Die Anna hatte anfangs keine Maschine, sie wurde nur unter Segeln manövriert. Ein Gemälde im Besitz der Familie Ricklefs zeigt sie in ihrem ursprünglichen Zustand unter vollen Segeln. Sie war als Gaffelketsch, also als Anderthalbmaster getakelt. An Großmast und Besanmast führte sie jeweils ein Gaffelsegel, am Großmast zusätzlich ein Gaffeltoppsegel. Vor dem Großmast setzte sie Stagfock und Klüver. Der lange Bugspriet war fest montiert und saß wie bei allen Eider-
schniggen oberhalb des Stevens, leicht nach oben geneigt. Typisch für eine Eiderschnigge war auch das Galionsknie, das dem Steven, im Profil gesehen, einen S-förmigen Schwung verlieh. Natürlich führte die Anna Seitenschwerter. Und ihr Beiboot hatte sie anscheinend stets im Schlepp.

Solange Gerret Conrad Ricklefs seine Arbeit als Tonnenleger regelmäßig und ordentlich erledigte, konnte er in der übrigen Zeit mit seinem Schiff machen, was er wollte. Allerdings durfte er dabei laut Anordnung der Königlichen Wasserbauinspektion vom 20. April 1892 das nordfriesische Wattenmeer nicht verlassen. So war denn die Anna manchmal als Frachtsegler oder als Ausflugsschiff unterwegs. Und natürlich war sie dabei, wenn es um Bergelohn ging. Die Wache oben auf dem Leuchtturm meldete ein Schiff in Seenot nicht nur telephonisch der Rettungsstation, sondern gab, in stiller Übereinkunft, durch Boten auch dem Tonnenleger Ricklefs Bescheid, der mit schnell zusammengetrommelter Mannschaft auf seiner Anna oft früher beim gestrandeten oder havarierten Schiff eintraf als das Rettungsboot oder die Boote anderer Amrumer, die auch am Bergelohn teilhaben wollten. Deswegen gab es manchmal Konflikte mit dem Strandvogt Volkert Quedens, bei denen es durchaus zu Handgreiflichkeiten kommen konnte. Die Vorfälle um die norwegische Bark Roma im Jahre 1894 und um den englischen Dampfer Cornelian anno 1939 sind von Helmut Martinen und Georg Quedens ausführlich beschrieben worden und werden daher hier nicht weiter ausgeführt. Auch bei der Bergung eines Teils der Ladung vom österreichischen Schnapsschiff Istro im Jahre 1899 spielte die Anna eine wichtige Rolle.
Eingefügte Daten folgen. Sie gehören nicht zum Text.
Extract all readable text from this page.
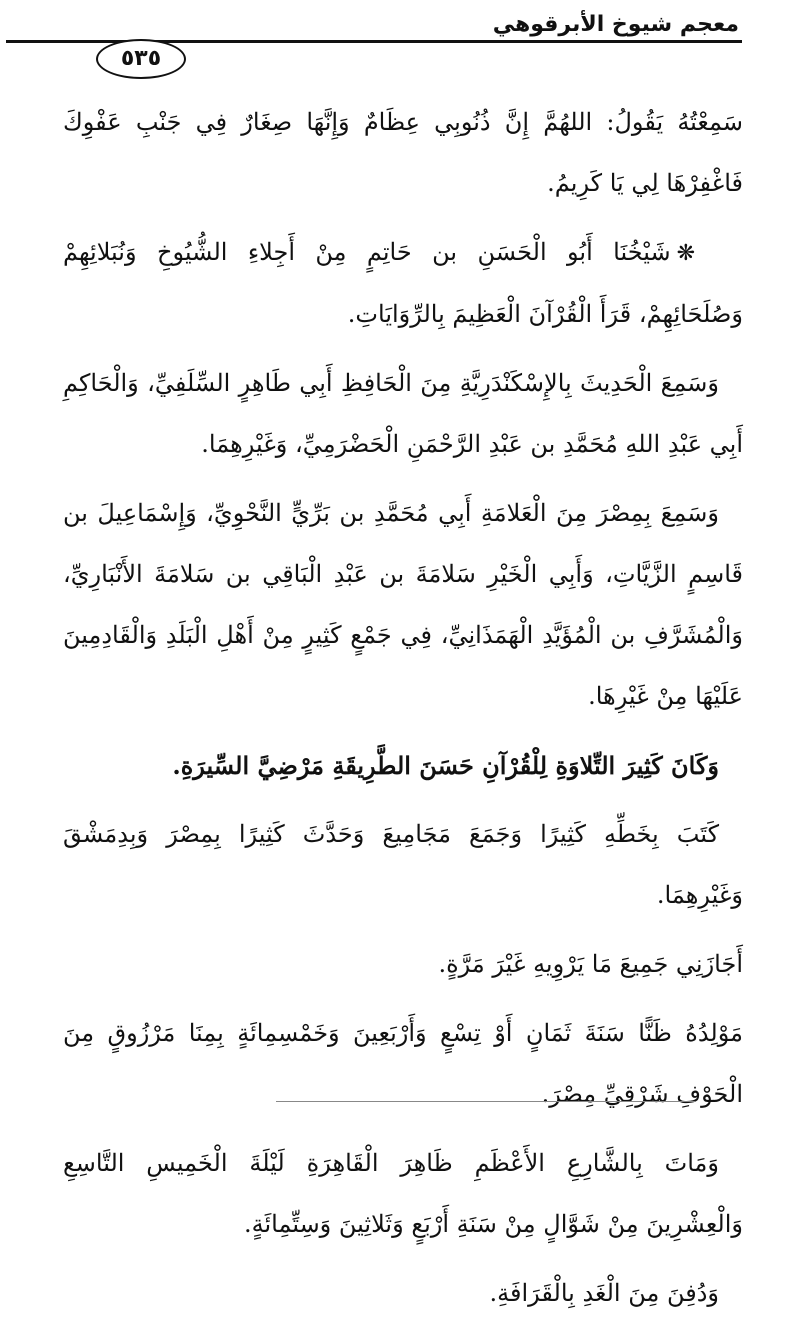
معجم شيوخ الأبرقوهي
٥٣٥

سَمِعْتُهُ يَقُولُ: اللهُمَّ إِنَّ ذُنُوبِي عِظَامٌ وَإِنَّهَا صِغَارٌ فِي جَنْبِ عَفْوِكَ فَاغْفِرْهَا لِي يَا كَرِيمُ.

❋شَيْخُنَا أَبُو الْحَسَنِ بن حَاتِمٍ مِنْ أَجِلاءِ الشُّيُوخِ وَنُبَلائِهِمْ وَصُلَحَائِهِمْ، قَرَأَ الْقُرْآنَ الْعَظِيمَ بِالرِّوَايَاتِ.

وَسَمِعَ الْحَدِيثَ بِالإِسْكَنْدَرِيَّةِ مِنَ الْحَافِظِ أَبِي طَاهِرٍ السِّلَفِيِّ، وَالْحَاكِمِ أَبِي عَبْدِ اللهِ مُحَمَّدِ بن عَبْدِ الرَّحْمَنِ الْحَضْرَمِيِّ، وَغَيْرِهِمَا.

وَسَمِعَ بِمِصْرَ مِنَ الْعَلامَةِ أَبِي مُحَمَّدِ بن بَرِّيٍّ النَّحْوِيِّ، وَإِسْمَاعِيلَ بن قَاسِمٍ الزَّيَّاتِ، وَأَبِي الْخَيْرِ سَلامَةَ بن عَبْدِ الْبَاقِي بن سَلامَةَ الأَنْبَارِيِّ، وَالْمُشَرَّفِ بن الْمُؤَيَّدِ الْهَمَذَانِيِّ، فِي جَمْعٍ كَثِيرٍ مِنْ أَهْلِ الْبَلَدِ وَالْقَادِمِينَ عَلَيْهَا مِنْ غَيْرِهَا.

وَكَانَ كَثِيرَ التِّلاوَةِ لِلْقُرْآنِ حَسَنَ الطَّرِيقَةِ مَرْضِيَّ السِّيرَةِ.

كَتَبَ بِخَطِّهِ كَثِيرًا وَجَمَعَ مَجَامِيعَ وَحَدَّثَ كَثِيرًا بِمِصْرَ وَبِدِمَشْقَ وَغَيْرِهِمَا.

أَجَازَنِي جَمِيعَ مَا يَرْوِيهِ غَيْرَ مَرَّةٍ.

مَوْلِدُهُ ظَنًّا سَنَةَ ثَمَانٍ أَوْ تِسْعٍ وَأَرْبَعِينَ وَخَمْسِمِائَةٍ بِمِنَا مَرْزُوقٍ مِنَ الْحَوْفِ شَرْقِيِّ مِصْرَ.

وَمَاتَ بِالشَّارِعِ الأَعْظَمِ ظَاهِرَ الْقَاهِرَةِ لَيْلَةَ الْخَمِيسِ التَّاسِعِ وَالْعِشْرِينَ مِنْ شَوَّالٍ مِنْ سَنَةِ أَرْبَعٍ وَثَلاثِينَ وَسِتِّمِائَةٍ.

وَدُفِنَ مِنَ الْغَدِ بِالْقَرَافَةِ.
Im Jahre 1910 bohrte man durch den Achtersteven hindurch, um eine Schraube zu installieren, und die Anna erhielt einen kleinen Benzinmotor. Der war immer wieder defekt und wurde schon im folgenden Jahr von einem neuen Benzinmotor mit 20 PS ersetzt. Die Anna behielt aber ihre volle Besegelung.
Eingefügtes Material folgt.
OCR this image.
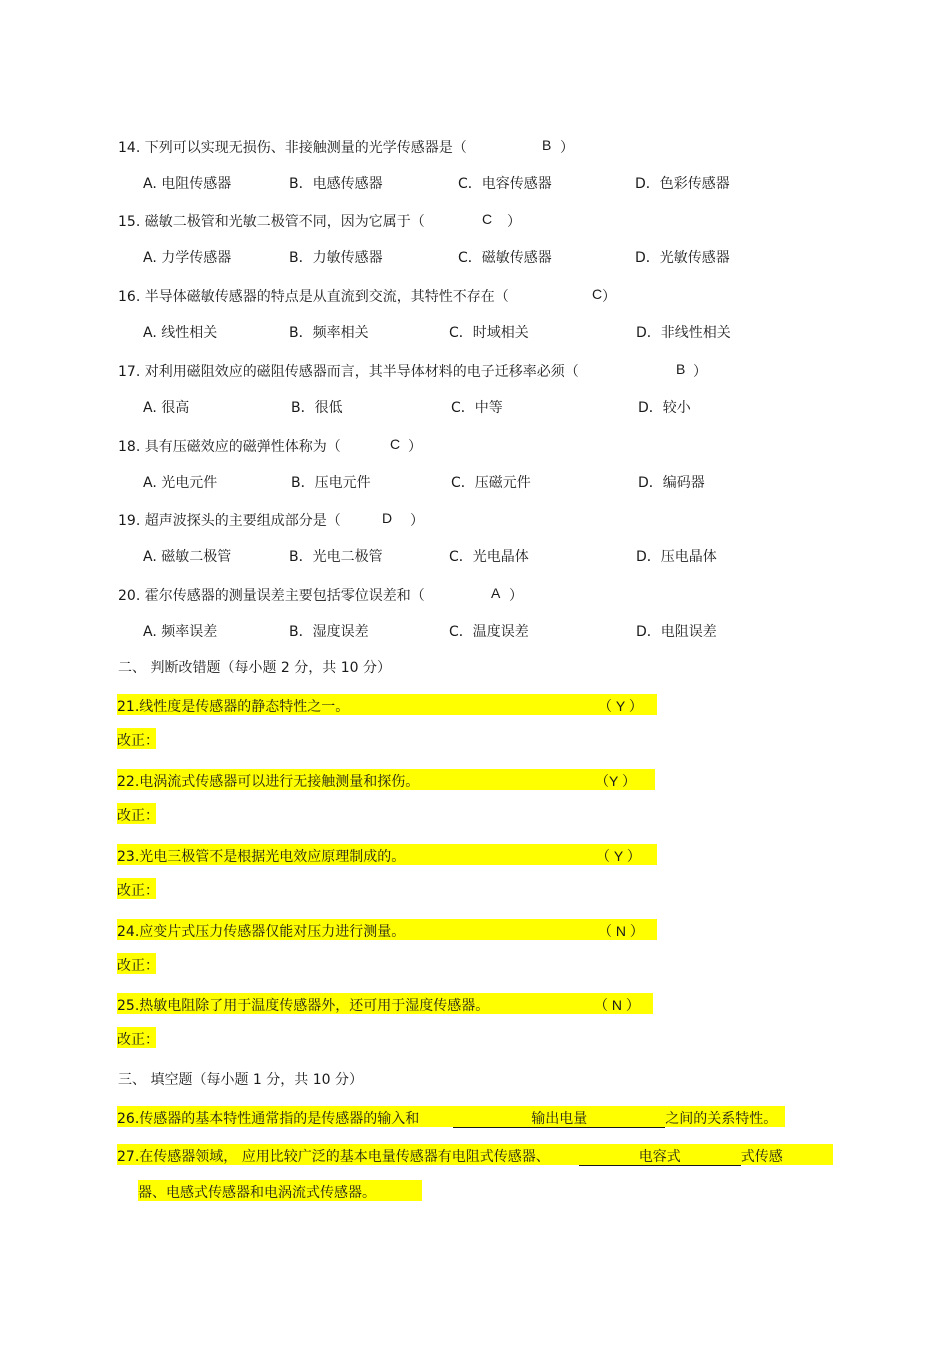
14. 下列可以实现无损伤、非接触测量的光学传感器是（	B ）
A. 电阻传感器	B．电感传感器	C．电容传感器	D．色彩传感器
15. 磁敏二极管和光敏二极管不同，因为它属于（	C ）
A. 力学传感器	B．力敏传感器	C．磁敏传感器	D．光敏传感器
16. 半导体磁敏传感器的特点是从直流到交流，其特性不存在（	C ）
A. 线性相关	B．频率相关	C．时域相关	D．非线性相关
17. 对利用磁阻效应的磁阻传感器而言，其半导体材料的电子迁移率必须（	B ）
A. 很高	B．很低	C．中等	D．较小
18. 具有压磁效应的磁弹性体称为（	C ）
A. 光电元件	B．压电元件	C．压磁元件	D．编码器
19. 超声波探头的主要组成部分是（	D ）
A. 磁敏二极管	B．光电二极管	C．光电晶体	D．压电晶体
20. 霍尔传感器的测量误差主要包括零位误差和（	A ）
A. 频率误差	B．湿度误差	C．温度误差	D．电阻误差
二、 判断改错题（每小题 2 分，共 10 分）
21.线性度是传感器的静态特性之一。	（ Y ）
改正：
22.电涡流式传感器可以进行无接触测量和探伤。	（Y ）
改正：
23.光电三极管不是根据光电效应原理制成的。	（ Y ）
改正：
24.应变片式压力传感器仅能对压力进行测量。	（ N ）
改正：
25.热敏电阻除了用于温度传感器外，还可用于湿度传感器。	（ N ）
改正：
三、 填空题（每小题 1 分，共 10 分）
26.传感器的基本特性通常指的是传感器的输入和	输出电量	之间的关系特性。
27.在传感器领域， 应用比较广泛的基本电量传感器有电阻式传感器、	电容式	式传感
器、电感式传感器和电涡流式传感器。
Mit einer Decksladung Reet, die für Amrumer Dachdecker bestimmt war, verließ die Anna am 23. April 1913 den Hafen von Wyk auf Föhr. Die Hitze des Auspuffrohrs setzte das Reet in Brand. Der Schiffer Ricklefs legte die Anna in Wyk auf Strand, die Wyker Feuerwehr löschte die Flammen. Fast das ganze Deck und die Decksbalken bis zum Großmast waren zerstört.Im Jahre 1913 verlangte die preußische Staatsbürokratie plötzlich, daß ein Vertragstonnenleger ein nautisches Patent vorweisen müsse, und kündigte den Vertrag mit Gerret Conrad Ricklefs. Der war nun 62 Jahre alt und schon von Jugend an mit dem Tonnenlegen vertraut, doch ein Kapitänspatent hatte er nicht. Sein Sohn Hinrich Philipp Ricklefs aber, der weltweit auf großen Segelschiffen und Dampfern gefahren hatte, besaß das Patent als Kapitän auf Großer Fahrt, und er wurde nun per 1. Januar 1914 zum Vertragstonnenleger bestimmt. Sein Vater Gerret Conrad blieb bis ins hohe Alter weiter auf Tonnenleger und Tonnenhof tätig.
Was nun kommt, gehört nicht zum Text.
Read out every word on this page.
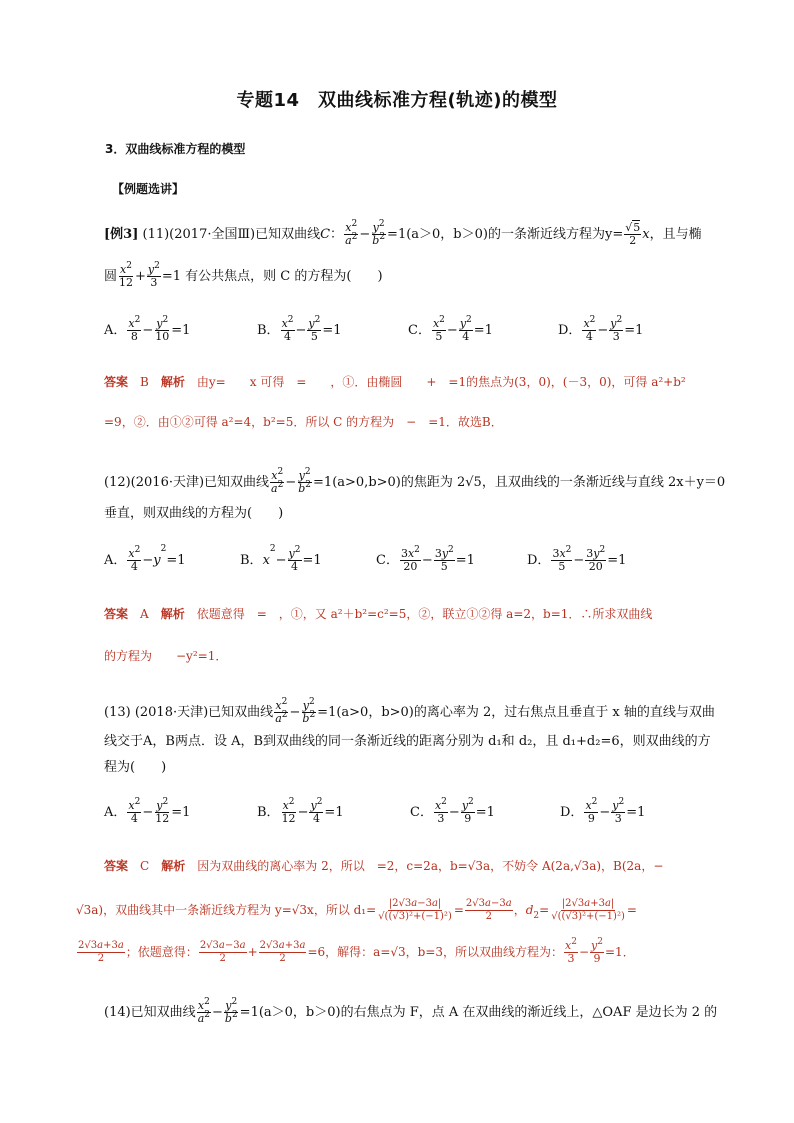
专题14　双曲线标准方程(轨迹)的模型
3．双曲线标准方程的模型
【例题选讲】
[例3] (11)(2017·全国Ⅲ)已知双曲线C： $\frac{x^2}{a^2} - \frac{y^2}{b^2} =1(a>0$，b＞0)的一条渐近线方程为$y= \frac{√5}{2}$ x，且与椭
圆 $\frac{x^2}{12} + \frac{y^2}{3} =1$ 有公共焦点，则 C 的方程为(　　)
A． $\frac{x^2}{8} - \frac{y^2}{10} =1$	B． $\frac{x^2}{4} - \frac{y^2}{5} =1$	C． $\frac{x^2}{5} - \frac{y^2}{4} =1$	D． $\frac{x^2}{4} - \frac{y^2}{3} =1$
答案　 B　 解析　 由y=　　x 可得　=　　，①．由椭圆　　+　=1的焦点为(3，0)，(－3，0)，可得 a²+b²
=9，②．由①②可得 a²=4，b²=5．所以 C 的方程为　−　=1．故选B．
(12)(2016·天津)已知双曲线 $\frac{x^2}{a^2} - \frac{y^2}{b^2} =1(a>0,b>0)$的焦距为 2√5，且双曲线的一条渐近线与直线 2x＋y＝0
垂直，则双曲线的方程为(　　)
A． $\frac{x^2}{4} -y^2=1$	B．$x^2- \frac{y^2}{4} =1$	C． $\frac{3x^2}{20} - \frac{3y^2}{5} =1$	D． $\frac{3x^2}{5} - \frac{3y^2}{20} =1$
答案　 A　 解析　 依题意得　=　，①，又 a²＋b²=c²=5，②，联立①②得 a=2，b=1．∴所求双曲线
的方程为　　−y²=1．
(13) (2018·天津)已知双曲线 $\frac{x^2}{a^2} - \frac{y^2}{b^2} =1(a>0$，b>0)的离心率为 2，过右焦点且垂直于 x 轴的直线与双曲
线交于A，B两点．设 A，B到双曲线的同一条渐近线的距离分别为 d₁和 d₂，且 d₁+d₂=6，则双曲线的方
程为(　　)
A． $\frac{x^2}{4} - \frac{y^2}{12} =1$	B． $\frac{x^2}{12} - \frac{y^2}{4} =1$	C． $\frac{x^2}{3} - \frac{y^2}{9} =1$	D． $\frac{x^2}{9} - \frac{y^2}{3} =1$
答案　 C　 解析　 因为双曲线的离心率为 2，所以　=2，c=2a，b=√3a，不妨令 A(2a,√3a)，B(2a，−
√3a)，双曲线其中一条渐近线方程为 y=√3x，所以 $d_1= \frac{|2√3a-3a|}{\text{√((√3)²+(−1)²)}} = \frac{2√3a-3a}{2}$ ，$d_2= \frac{|2√3a+3a|}{\text{√((√3)²+(−1)²)}}$ =
$\frac{2√3a+3a}{2}$ ；依题意得： $\frac{2√3a-3a}{2} + \frac{2√3a+3a}{2} =6$，解得：a=√3，b=3，所以双曲线方程为： $\frac{x^2}{3} - \frac{y^2}{9} =1$．
(14)已知双曲线 $\frac{x^2}{a^2} - \frac{y^2}{b^2} =1(a>0$，b＞0)的右焦点为 F，点 A 在双曲线的渐近线上，△OAF 是边长为 2 的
In der Bucht zwischen Wittdün und Steenodde baute man während des Ersten Weltkriegs den  Seezeichenhafen. Er sollte einem Tonnenlegerdampfer und dem Feuerschiff „Amrumbank“ Liegeplätze bieten, diente aber zunächst bis 1927 den Schiffen, Pontons und Baggern, die mit dem Bau des Hindenburgdamms nach Sylt zu tun hatten, als Werkstatthafen. Im Jahre 1928 dann zog das Tonnenlager aus dem familieneigenen Tonnenhaus in Steenodde um in den neuen staatlichen Seezeichenhafen.

Ebenfalls im Jahre 1928 ließ Hinrich Philipp Ricklefs der Anna einen neuen Dieselmotor von Deutz einbauen, der drei Zylinder hatte und 35 PS leistete. Der Besanmast mußte einem langen Auspuffrohr weichen. Nur am Großmast wurden weiterhin Segel geführt. Der lange Bugspriet wurde von einem ganz kurzen ersetzt, einen Klüver konnte man nun nicht mehr setzen. Die Seitenschwerter wurden abmontiert. Vom Segelschiff mit Hilfsmotor war die Anna zum Motorschiff mit Hilfssegel geworden.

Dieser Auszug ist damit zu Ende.